As the nurse got the room ready to welcome baby, she said,

“OK, we’re going to do some practice pushes. Take a deep breath in and while I count backward from 10, you push, push, push, then when I get to 1, breathe out.”

Sounds easy enough. Randy stood on one side of me, the nurse on the other. She counted and I “practice” pushed…? Uh, hello, this is real deal pushing! After just one rep of practice pushes, the nurse paged the doctor.

“We’ve got a live one!”

(She didn’t really say that. I have no idea what she said, but I’m assuming she said something. Or she might have just texted someone or pressed a page button. I literally have no idea.)

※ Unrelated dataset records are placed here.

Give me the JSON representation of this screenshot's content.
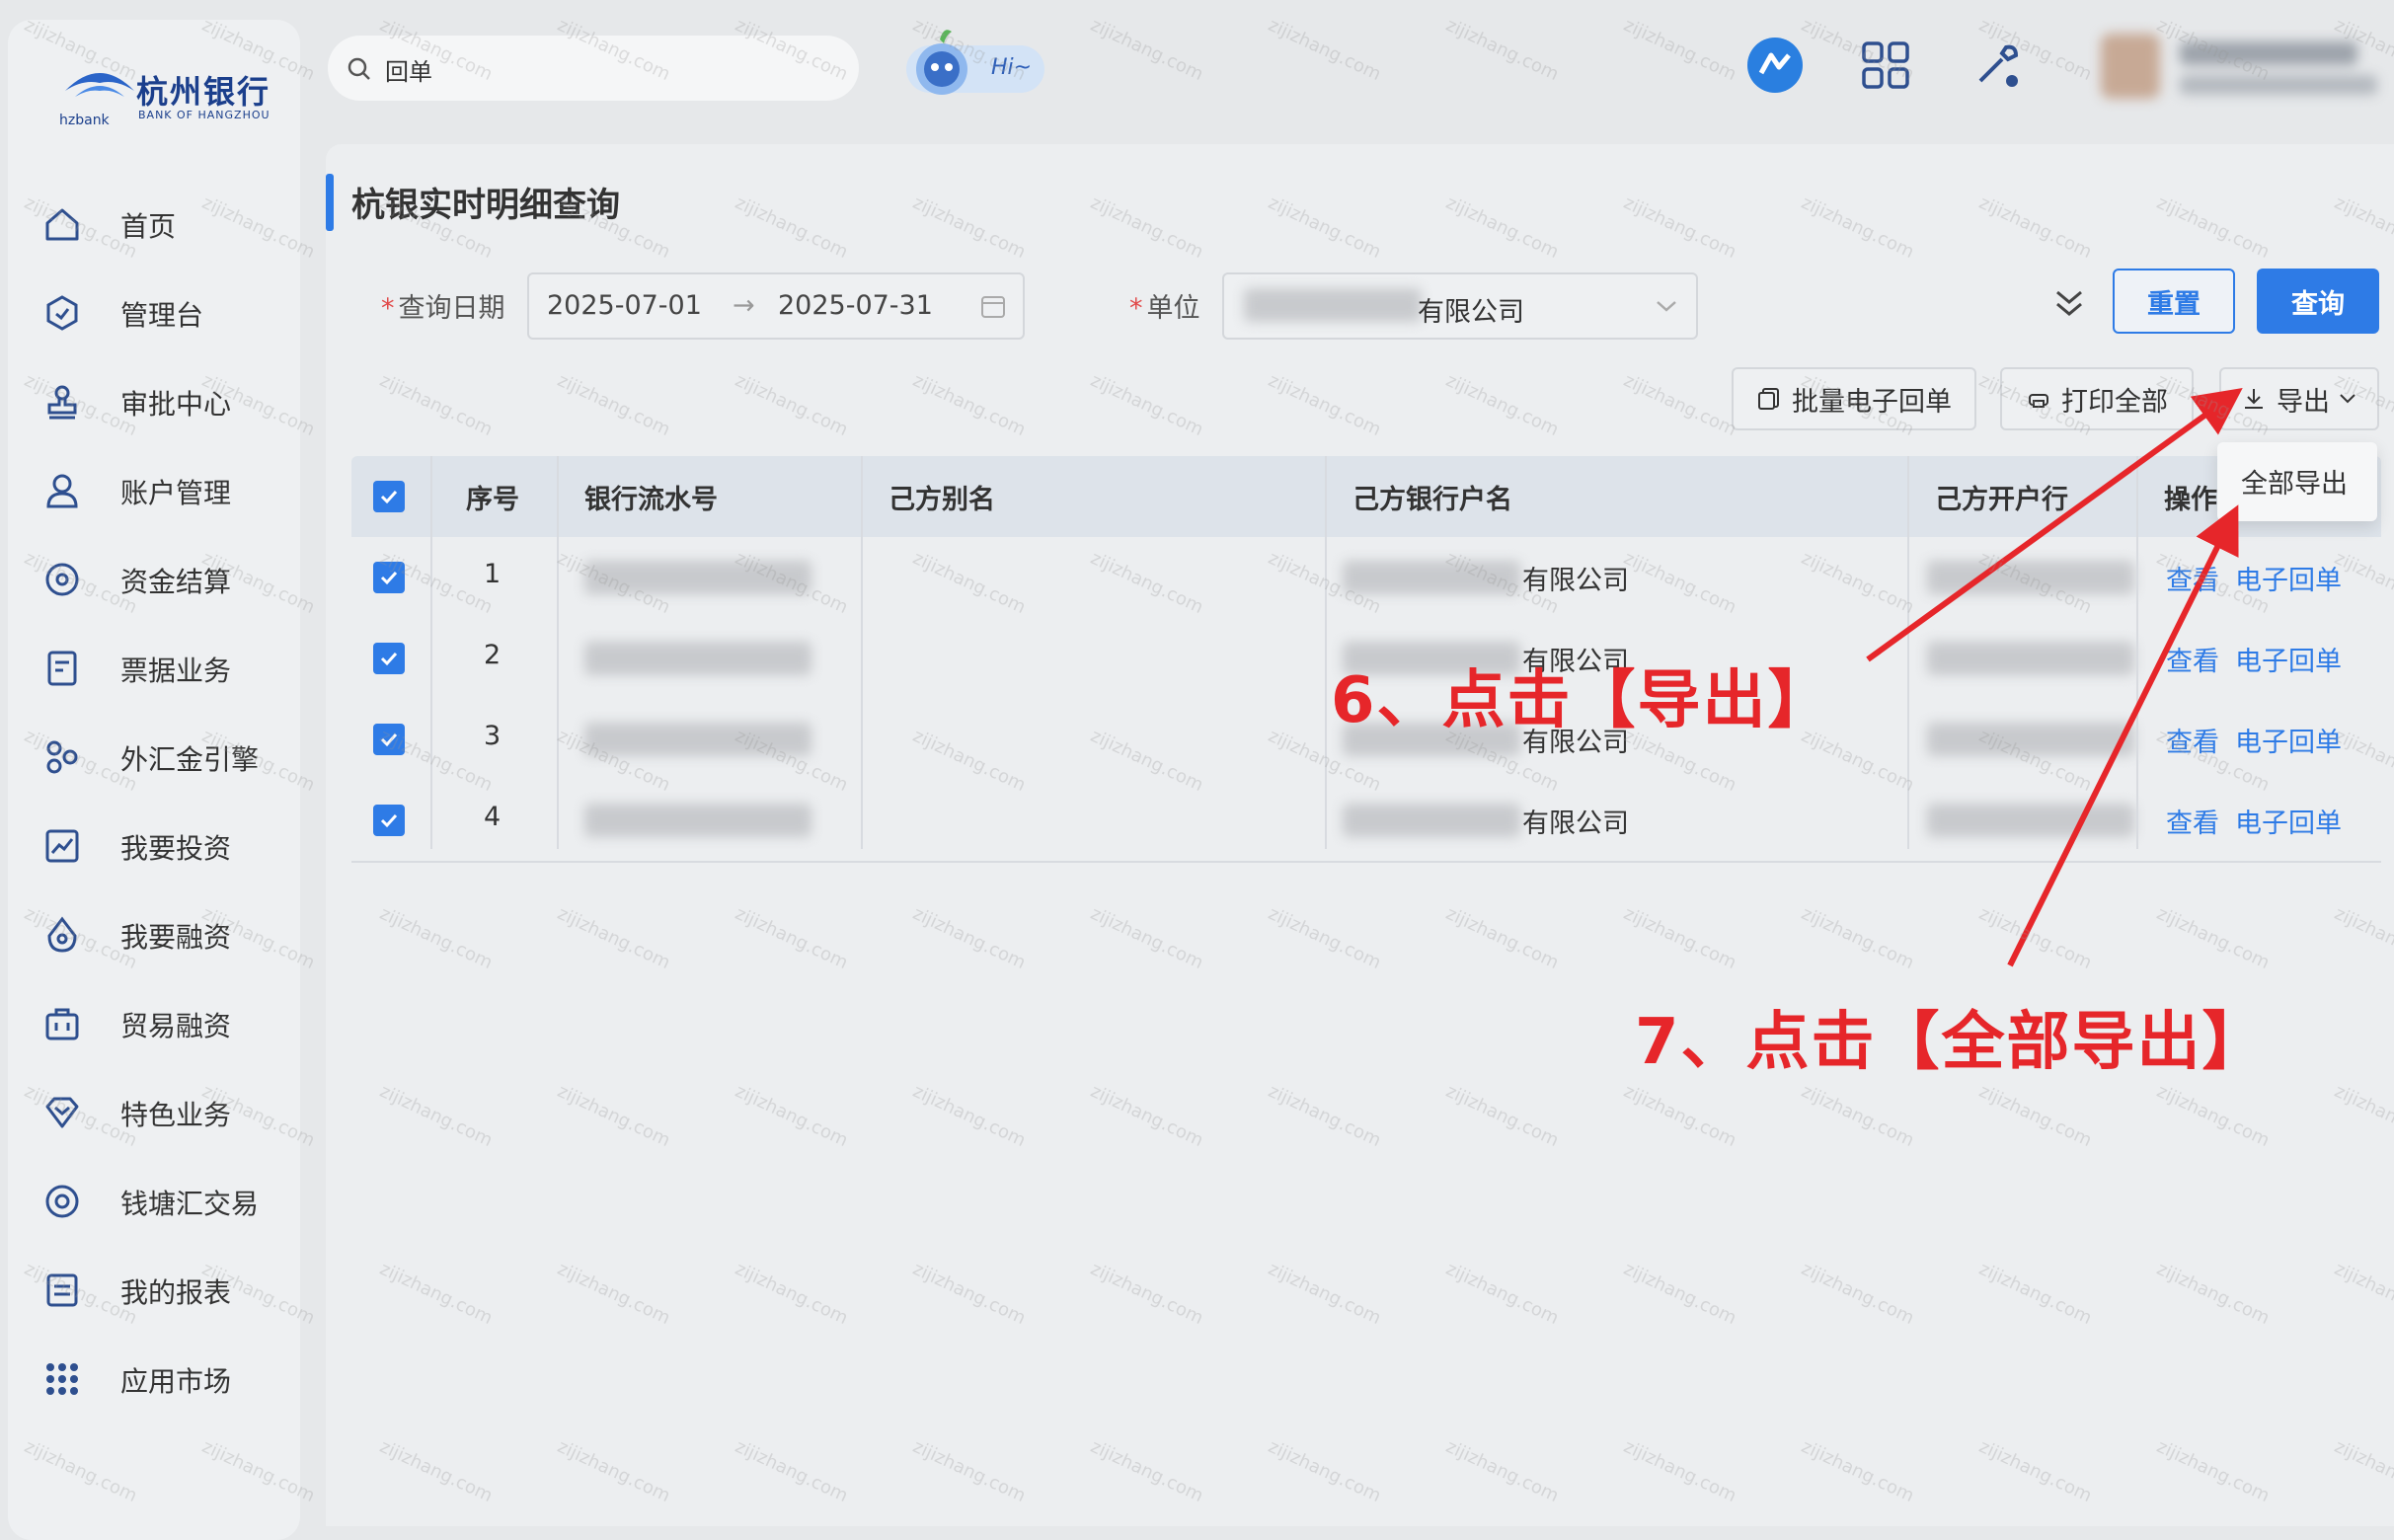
{
  "brand": {
    "name_cn": "杭州银行",
    "name_en": "BANK OF HANGZHOU",
    "short": "hzbank"
  },
  "search": {
    "value": "回单"
  },
  "assistant": {
    "greeting": "Hi~"
  },
  "sidebar": {
    "items": [
      {
        "label": "首页",
        "icon": "home-icon"
      },
      {
        "label": "管理台",
        "icon": "hexagon-icon"
      },
      {
        "label": "审批中心",
        "icon": "stamp-icon"
      },
      {
        "label": "账户管理",
        "icon": "user-icon"
      },
      {
        "label": "资金结算",
        "icon": "target-icon"
      },
      {
        "label": "票据业务",
        "icon": "document-icon"
      },
      {
        "label": "外汇金引擎",
        "icon": "cluster-icon"
      },
      {
        "label": "我要投资",
        "icon": "chart-up-icon"
      },
      {
        "label": "我要融资",
        "icon": "drop-icon"
      },
      {
        "label": "贸易融资",
        "icon": "briefcase-icon"
      },
      {
        "label": "特色业务",
        "icon": "diamond-icon"
      },
      {
        "label": "钱塘汇交易",
        "icon": "circle-dot-icon"
      },
      {
        "label": "我的报表",
        "icon": "report-icon"
      },
      {
        "label": "应用市场",
        "icon": "grid-dots-icon"
      }
    ]
  },
  "page": {
    "title": "杭银实时明细查询"
  },
  "filters": {
    "date_label": "查询日期",
    "date_start": "2025-07-01",
    "date_sep": "→",
    "date_end": "2025-07-31",
    "unit_label": "单位",
    "unit_value": "有限公司",
    "required_mark": "*"
  },
  "actions": {
    "reset": "重置",
    "query": "查询",
    "batch_receipt": "批量电子回单",
    "print_all": "打印全部",
    "export": "导出",
    "export_all": "全部导出"
  },
  "table": {
    "headers": [
      "序号",
      "银行流水号",
      "己方别名",
      "己方银行户名",
      "己方开户行",
      "操作"
    ],
    "rows": [
      {
        "index": "1",
        "account_name": "有限公司",
        "view": "查看",
        "receipt": "电子回单"
      },
      {
        "index": "2",
        "account_name": "有限公司",
        "view": "查看",
        "receipt": "电子回单"
      },
      {
        "index": "3",
        "account_name": "有限公司",
        "view": "查看",
        "receipt": "电子回单"
      },
      {
        "index": "4",
        "account_name": "有限公司",
        "view": "查看",
        "receipt": "电子回单"
      }
    ]
  },
  "annotations": {
    "step6": "6、点击【导出】",
    "step7": "7、点击【全部导出】",
    "color": "#e6262a"
  },
  "watermark": "zijizhang.com",
  "colors": {
    "accent": "#2e7be6",
    "annotation": "#e6262a",
    "brand": "#1b3f8c"
  }
}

The doctor and what felt like half a dozen nurses rushed in and assumed their positions. The room was buzzing with activity and people, but I suddenly felt far away from everyone and everything, sort of melty and floaty in lala land. It was just Randy and me. There could have been a four-hundred pound purple people eater breathing down my neck and I wouldn’t have noticed. And it was the last time it would be just us, so I savored those few seconds for as long as possible. Then, with Randy’s eyes locked on mine, the team in place, the purple people eater gone (probably), the nurse started counting.

“Ten…nine…eight…”

Tuesday, November 4, 2014, 2:22 a.m.
Labor Hour 26.5

“…SEVEN…SIX…FIVE…”

Randy had long since taken over counting from the nurse and was announcing each number with all the unabashed excitement of a man who was about to become a dad. Now HE was high.

“…FOUR…THREE…TWO….”

Happy New Year!

No, just kidding, that’s not what happened. This is what happened.

Welcome Baby
Hello, our sweetest son.
Moses
Already OVER IT with photographs. This is a trend that would continue well into his sixth month of life and no doubt for many more years to come.

Randy looked at me with love bursting from every cell in his body and through a mess of man-tears he said, “We have a son. A beautiful, perfect, amazing son.”

There is no possible way to articulate how I felt in that moment, how my life changed, how my mind settled and my heart grew. I can’t even think about it without choking up and feeling large, crashing waves of weepy emotion, of hard-won love for my little family, to which my husband would shrug and say, “This is what you have now.” And thank god for that.

Welcome to the world, Moses Baer.

family
COMPLETELY BLISSED OUT, Y’ALL.

P.S. I’m a mom!

3 thoughts on “A Baby Story — Part 3

  1. What a great story – all yours to tell. And glad you captured all the details you did because, yes, they will begin to fade, because you’re a mom now! And those videos and photos, hilarious!